Dr. Bonnie Henry and Health Minister Adrian Dix gave the update in a live news conference from Vancouver Thursday.
There are currently 371 active cases in B.C. Eleven patients are in hospital, and of those, five are in critical care or an intensive care unit.
There were no additional deaths recorded, so the provincial death toll from the virus remains at 195. B.C. has now gone six days without a death from COVID-19.
Henry added that even with the recent increase in cases, community transmission remains low because of the actions B.C. residents have taken collectively.
"Obviously, they're higher than I would like to see, but we know where these are happening," she said.
Henry announced two more health-care facility outbreaks have been detected in the Vancouver Coastal Health region. One is at the Richmond Lions Manor long-term care centre, and the other is at the Joseph and Rosalie Segal Family Health Centre in Vancouver.
"Both of these…identified a single case in a health-care worker," Henry said. "But as you know, even a single case we treat very seriously in our health-care system."
Vancouver Coastal Health outbreak teams are on-site to help investigate and follow-up on the cases, Henry added.
Health officials are now dealing with five active health-care outbreaks, four of which are in long-term care, and one is in an acute care facility.
There have been no new community outbreaks detected, but a number of cases have been identified on a U.S.-registered marine vessel.
Henry said several of the crew members have tested positive, and public health and Transport Canada are managing the situation, along with local public health teams.
A community exposure notification has also been issued for Lions Bay Beach Park for late July.

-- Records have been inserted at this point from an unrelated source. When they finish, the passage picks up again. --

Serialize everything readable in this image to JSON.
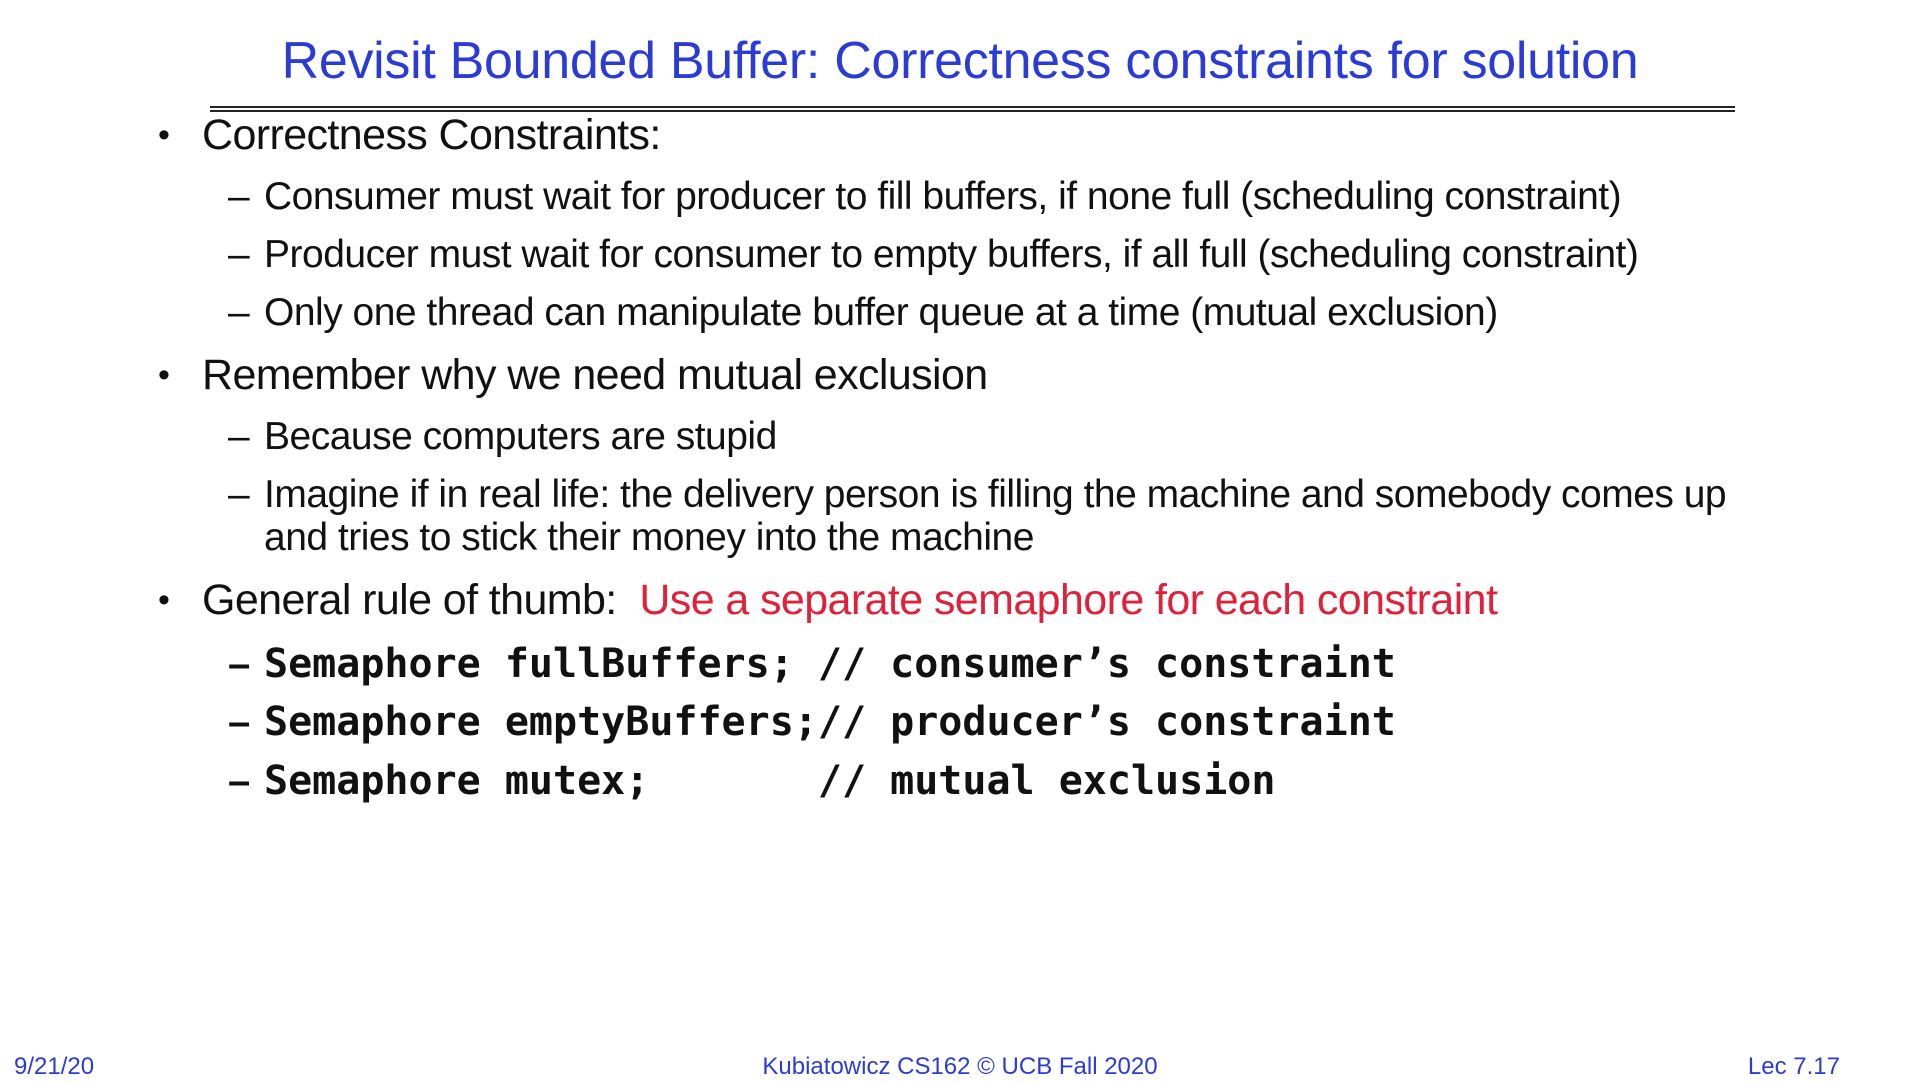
{
  "title": "Revisit Bounded Buffer: Correctness constraints for solution",
  "bullets": [
    {
      "text": "Correctness Constraints:",
      "subs": [
        "Consumer must wait for producer to fill buffers, if none full (scheduling constraint)",
        "Producer must wait for consumer to empty buffers, if all full (scheduling constraint)",
        "Only one thread can manipulate buffer queue at a time (mutual exclusion)"
      ]
    },
    {
      "text": "Remember why we need mutual exclusion",
      "subs": [
        "Because computers are stupid",
        "Imagine if in real life: the delivery person is filling the machine and somebody comes up",
        "and tries to stick their money into the machine"
      ]
    },
    {
      "text": "General rule of thumb:",
      "accent": "Use a separate semaphore for each constraint",
      "code": [
        "Semaphore fullBuffers; // consumer’s constraint",
        "Semaphore emptyBuffers;// producer’s constraint",
        "Semaphore mutex;       // mutual exclusion"
      ]
    }
  ],
  "footer": {
    "date": "9/21/20",
    "center": "Kubiatowicz CS162 © UCB Fall 2020",
    "lecture": "Lec 7.17"
  },
  "colors": {
    "title": "#2b3bd6",
    "accent": "#e0213a",
    "footer": "#2b3bd6"
  }
}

"The challenges we have all faced as a result of COVID-19 are daunting," Henry said. "For many of us, they are a cause for fear and for anxiety. We know this virus is going to be in our communities for many months to come."
More than 1,500 British Columbians are currently self-isolating after coming into close contact with somebody who tested positive for the virus.
Dix once again reminded people of the dangers around socializing in large groups, particularly large indoor parties. He added that it's not necessarily the location of the behaviour but the "behaviour in the location."
"Whether it's table-hopping or packed houseboats or free-for-all parties in a private residence, large groups over an extended time period are the biggest welcome mat there is for COVID-19," he said. "It's time to stop putting out that welcome mat."
Parties in the Okanagan over the Canada Day long weekend have been blamed for much of the province's recent surge in cases.
A total of 3,881 cases of the virus have now been recorded in B.C., and 3,315 people are considered fully recovered.